C'est d'abord la vérité elle-même, ou du moins la réponse à la fausse question (Qui sont les habitants de la fosse ?) de la première moitié du roman, qui manifeste l'inutilité d'une quête qui n'a pas su la trouver alors qu'elle était évidente. La réponse sera donnée en effet le plus simplement du monde par l'immigré rencontré lors du retour à Jarbher alors qu'Eïd a abandonné sa quête. Et j'ai déjà dit que c'était peut-être précisément parce qu'il a abandonné sa quête qu'il obtient la réponse : non seulement la quête ne trouve pas la réponse, mais elle empêche de la trouver.
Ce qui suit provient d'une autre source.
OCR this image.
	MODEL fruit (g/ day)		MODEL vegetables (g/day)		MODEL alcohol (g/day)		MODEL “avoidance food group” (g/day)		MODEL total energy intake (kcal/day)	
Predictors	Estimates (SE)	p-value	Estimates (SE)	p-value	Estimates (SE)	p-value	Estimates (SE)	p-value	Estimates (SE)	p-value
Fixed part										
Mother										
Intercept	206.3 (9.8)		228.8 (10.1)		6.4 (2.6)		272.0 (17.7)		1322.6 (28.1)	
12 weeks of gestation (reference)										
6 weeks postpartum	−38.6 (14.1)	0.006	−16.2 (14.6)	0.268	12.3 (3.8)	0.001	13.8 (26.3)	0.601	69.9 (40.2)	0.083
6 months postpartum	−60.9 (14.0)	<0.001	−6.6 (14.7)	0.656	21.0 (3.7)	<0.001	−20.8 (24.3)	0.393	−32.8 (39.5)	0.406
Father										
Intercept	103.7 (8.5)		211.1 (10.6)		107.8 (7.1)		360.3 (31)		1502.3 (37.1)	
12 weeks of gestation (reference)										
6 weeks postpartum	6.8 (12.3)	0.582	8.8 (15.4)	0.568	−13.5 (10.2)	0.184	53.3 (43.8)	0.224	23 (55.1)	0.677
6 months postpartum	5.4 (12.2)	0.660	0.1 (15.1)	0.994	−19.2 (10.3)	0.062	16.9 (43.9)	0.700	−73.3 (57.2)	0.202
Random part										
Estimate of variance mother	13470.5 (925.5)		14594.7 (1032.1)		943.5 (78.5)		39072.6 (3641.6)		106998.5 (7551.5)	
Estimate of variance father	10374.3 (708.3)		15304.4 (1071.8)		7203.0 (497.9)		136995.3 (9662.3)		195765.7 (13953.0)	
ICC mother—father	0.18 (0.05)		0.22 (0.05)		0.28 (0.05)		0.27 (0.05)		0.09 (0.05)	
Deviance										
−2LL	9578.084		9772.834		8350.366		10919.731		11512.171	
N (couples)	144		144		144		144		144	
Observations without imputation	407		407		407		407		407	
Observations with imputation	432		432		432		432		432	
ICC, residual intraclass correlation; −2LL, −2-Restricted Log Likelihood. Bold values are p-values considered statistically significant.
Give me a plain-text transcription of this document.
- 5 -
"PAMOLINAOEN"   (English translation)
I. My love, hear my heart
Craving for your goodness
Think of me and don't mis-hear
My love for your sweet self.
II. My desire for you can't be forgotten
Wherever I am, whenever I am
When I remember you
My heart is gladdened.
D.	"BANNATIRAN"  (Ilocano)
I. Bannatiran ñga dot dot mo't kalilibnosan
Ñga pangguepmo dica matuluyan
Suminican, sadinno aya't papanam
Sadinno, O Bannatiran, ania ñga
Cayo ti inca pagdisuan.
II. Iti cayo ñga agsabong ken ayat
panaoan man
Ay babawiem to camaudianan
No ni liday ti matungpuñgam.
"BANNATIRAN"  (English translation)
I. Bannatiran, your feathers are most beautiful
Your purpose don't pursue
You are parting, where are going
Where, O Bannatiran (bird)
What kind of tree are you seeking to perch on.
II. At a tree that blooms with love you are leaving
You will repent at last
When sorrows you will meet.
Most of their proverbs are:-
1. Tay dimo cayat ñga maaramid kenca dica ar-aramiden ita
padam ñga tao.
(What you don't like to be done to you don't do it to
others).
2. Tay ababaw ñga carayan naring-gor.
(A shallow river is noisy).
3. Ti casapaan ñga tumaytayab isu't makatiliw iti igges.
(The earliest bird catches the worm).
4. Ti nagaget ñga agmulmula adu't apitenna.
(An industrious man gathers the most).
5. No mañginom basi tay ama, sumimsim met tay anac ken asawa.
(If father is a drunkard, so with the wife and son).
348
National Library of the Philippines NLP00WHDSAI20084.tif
Et si l'écriture se confond avec cette quête, n'est-elle pas une activité parasitaire par rapport au but même qu'elle se fixe ? L'étranger-frère peut énoncer la réponse sans même s'en apercevoir (p.174), car il ne s'est pas posé la question.

Parasitaire par rapport à son propre but, l'écriture sera ce lieu dans lequel son locuteur va perdre son statut de sujet comme son identité personnelle. Cette perte, déjà décrite plus haut, se fait après le retour de l'île, mais plus précisément après le dialogue avec l'immigré dont on vient de parler. La perte du statut de sujet se fait au moment où la parole quêtante vient de découvrir sa propre déri­sion, qui est peut-être, comme on l'a vu aussi, la vérité la plus grave. C'est en ce sens que Les Terrasses d'Orsol peut être lu comme l'entrée en folie de Habel.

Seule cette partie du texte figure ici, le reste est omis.